Examining Generalizability of AI Models for Catalysis

Kamal Choudhary,Shih-Han Wang,Hongliang Xin,Luke Achenie
DOI: https://doi.org/10.26434/chemrxiv-2024-hj733
2024-09-25
Abstract:In this work, we investigate the generalizability of problem-specific machine-learning models for catalysis across different datasets and adsorbates, and examine the potential of unified models as pre-screening tools for density functional theory calculations. We develop graph neural network models for 12 different datasets for catalysis and then cross-evaluate their performance. Unified models include ALIGNN-FF, MATGL, CHGNet, and MACE. Pearson correlation coefficient analysis indicates that generalizability improves when similar adsorbates are used for training and testing or when a larger database is employed for training. Results demonstrate that while the accuracy of the unified models has room for improvement, their excellent performance in predicting the trend of adsorption energies can be a valuable pre-screening tool for selecting potential candidates prior to resource-intensive DFT calculations in catalyst design, thereby reducing computational expenses. The tools used in this work will be made available at: \url{https://github.com/usnistgov/catalysismat}.
Chemistry
What problem does this paper attempt to address?

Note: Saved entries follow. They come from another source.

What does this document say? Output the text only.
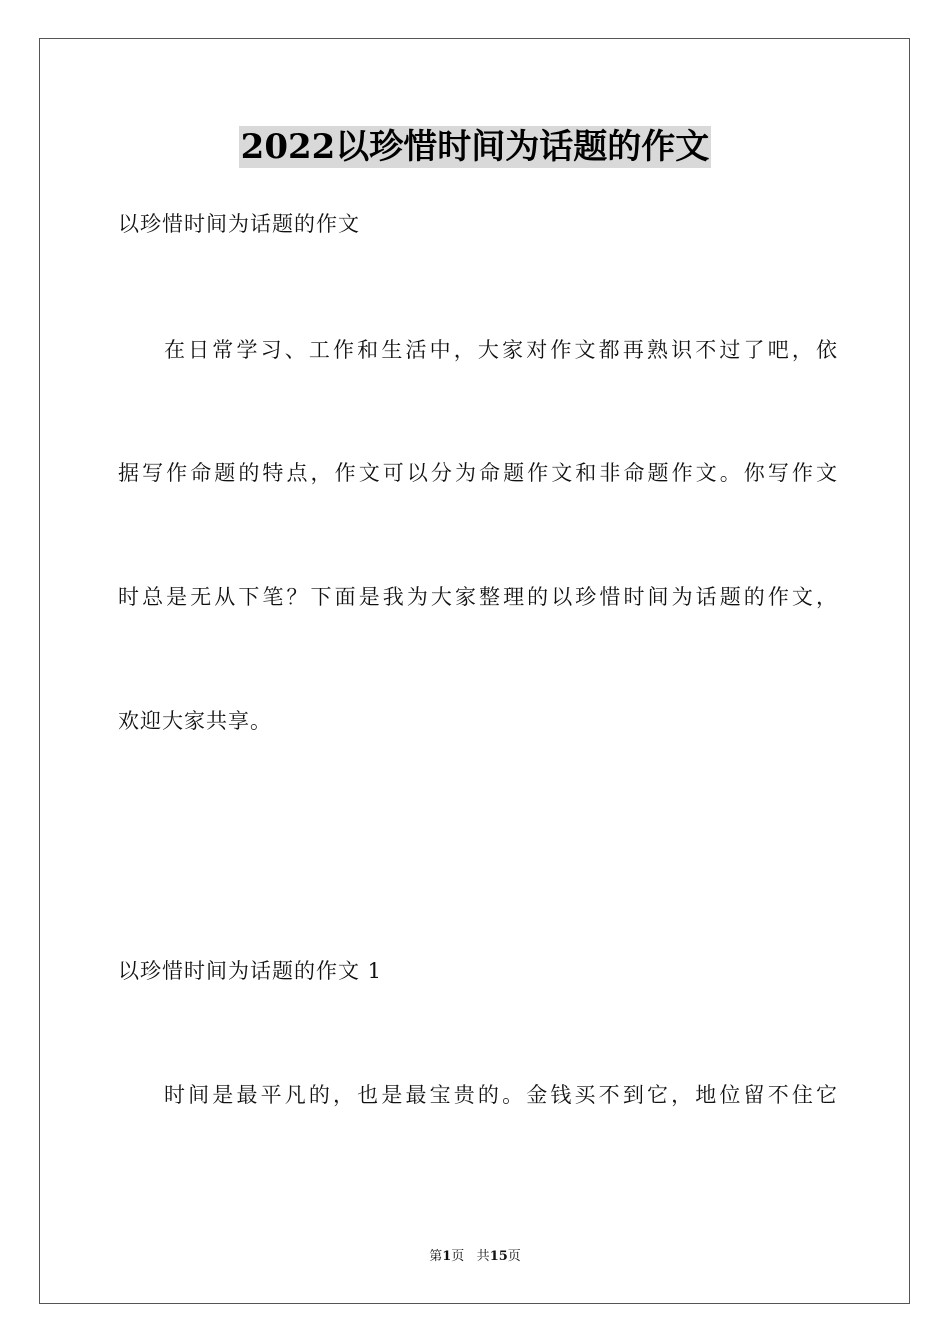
2022以珍惜时间为话题的作文
以珍惜时间为话题的作文
在日常学习、工作和生活中，大家对作文都再熟识不过了吧，依
据写作命题的特点，作文可以分为命题作文和非命题作文。你写作文
时总是无从下笔？下面是我为大家整理的以珍惜时间为话题的作文，
欢迎大家共享。
以珍惜时间为话题的作文 1
时间是最平凡的，也是最宝贵的。金钱买不到它，地位留不住它
第1页 共15页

The paper aims to address the following issues: 1. **Generalization ability of specific problem models**: Investigates whether machine learning models trained for specific catalytic problems can be effectively applied to different datasets or adsorbates. 2. **Accuracy of unified models**: Explores whether unified models trained on large-scale datasets (such as ALIGNN-FF, MATGL, CHGNet, and MACE) can accurately predict adsorption energies on smaller datasets. 3. **Feasibility of unified models as screening tools**: Verifies whether unified models can replace the generation of specific problem datasets, thereby serving as a pre-screening tool before density functional theory (DFT) calculations to reduce computational costs. Through these studies, the paper aims to answer the following key questions: - How do specific problem models perform on different datasets? - Can unified models be used to predict adsorption energies for specific small-scale datasets? - Can unified models effectively serve as pre-screening tools before DFT calculations in catalyst design?